ML_PREDICT в streaming с external API — это powerful but easy to misuse. Top mistakes: (1) Not respecting rate limits — pipeline 429s constantly, retries spike costs. (2) No timeouts — single hung request blocks checkpoint forever. (3) Determinism issues breaking exactly-once silently. Always: bound timeouts, configure retries explicitly, cache aggressively, monitor cost/throughput.
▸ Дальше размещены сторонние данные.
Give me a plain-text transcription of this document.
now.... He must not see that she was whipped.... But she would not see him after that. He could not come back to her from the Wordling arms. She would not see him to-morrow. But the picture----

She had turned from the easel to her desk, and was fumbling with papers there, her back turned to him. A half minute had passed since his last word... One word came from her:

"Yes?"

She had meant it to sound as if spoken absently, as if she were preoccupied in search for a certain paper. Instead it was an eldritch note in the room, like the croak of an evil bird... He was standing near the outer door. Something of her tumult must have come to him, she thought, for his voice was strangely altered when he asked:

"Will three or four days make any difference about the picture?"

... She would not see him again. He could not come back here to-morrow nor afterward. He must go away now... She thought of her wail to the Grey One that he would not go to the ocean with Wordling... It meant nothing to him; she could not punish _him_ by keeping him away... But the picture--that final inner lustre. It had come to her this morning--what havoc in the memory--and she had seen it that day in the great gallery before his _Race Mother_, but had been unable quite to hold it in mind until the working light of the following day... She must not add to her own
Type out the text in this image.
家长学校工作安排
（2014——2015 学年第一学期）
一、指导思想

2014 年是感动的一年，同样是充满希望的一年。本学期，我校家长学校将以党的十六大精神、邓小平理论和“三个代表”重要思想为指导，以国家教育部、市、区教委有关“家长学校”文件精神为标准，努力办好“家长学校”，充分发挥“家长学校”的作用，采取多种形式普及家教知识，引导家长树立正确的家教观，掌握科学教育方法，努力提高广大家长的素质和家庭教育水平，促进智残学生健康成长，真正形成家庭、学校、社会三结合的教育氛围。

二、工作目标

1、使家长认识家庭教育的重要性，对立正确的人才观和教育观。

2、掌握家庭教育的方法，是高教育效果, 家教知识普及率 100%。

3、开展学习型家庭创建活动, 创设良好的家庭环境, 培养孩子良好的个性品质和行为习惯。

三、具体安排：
Проверка знанийKnowledge check

Production: streaming fraud detection. CREATE MODEL fraud_model (provider=openai, gpt-4) + ML_PREDICT на каждой transaction. Throughput 1000 txn/sec target. После deployment: throughput только 30 txn/sec, OpenAI bill $5000/час, 30% requests fail (429). Что не так и redesign?

ОтветAnswer

Multi-cause analysis. (1) GPT-4 wrong tool: для structured fraud scoring. GPT-4 reasoning model для complex text, не для numeric prediction. Latency 1-2 sec per call, expensive ($0.03-0.06/1K tokens). 1000 txn/sec * average $0.05 per call = $50/sec = $180K/day. $5000/час confirms catastrophic cost. (2) Rate limits: OpenAI GPT-4 default ~150K TPM. 1000 txn/sec * even 1K tokens/call = 1M TPM — 7x over limit. 30% failure (429) makes sense. (3) Throughput 30 txn/sec — latency-limited (1-2s/call, even with async concurrency). Bottlenecked by API. Redesign: (a) Replace GPT-4 со специализированной моделью. Gradient boosted tree (XGBoost) или small neural net (TabNet) trained на historical fraud. Convert to ONNX, deploy CREATE MODEL provider=local. Inference under 1ms per call, no API cost, no rate limits, deterministic. Throughput 1000/sec easy on single TM. (b) Если LLM-style reasoning needed (e.g., understand free-text transaction description), use hybrid: local model scores all (fast filter), only 1-2% flagged sent to LLM для analysis. 1000 * 0.01 = 10 LLM calls/sec — easy under rate limits, $50/час cost — manageable. (c) Add caching: ML_PREDICT cache by transaction characteristics. Repeated similar transactions hit cache. (d) Async + batching where supported. (e) Monitoring: alerts on cost per hour, error rate, throughput. Key takeaway: ML_PREDICT с LLM API powerful but for narrow use cases. Match model к task — structured ML for structured prediction, LLM for unstructured reasoning. Don't use Ferrari for grocery shopping.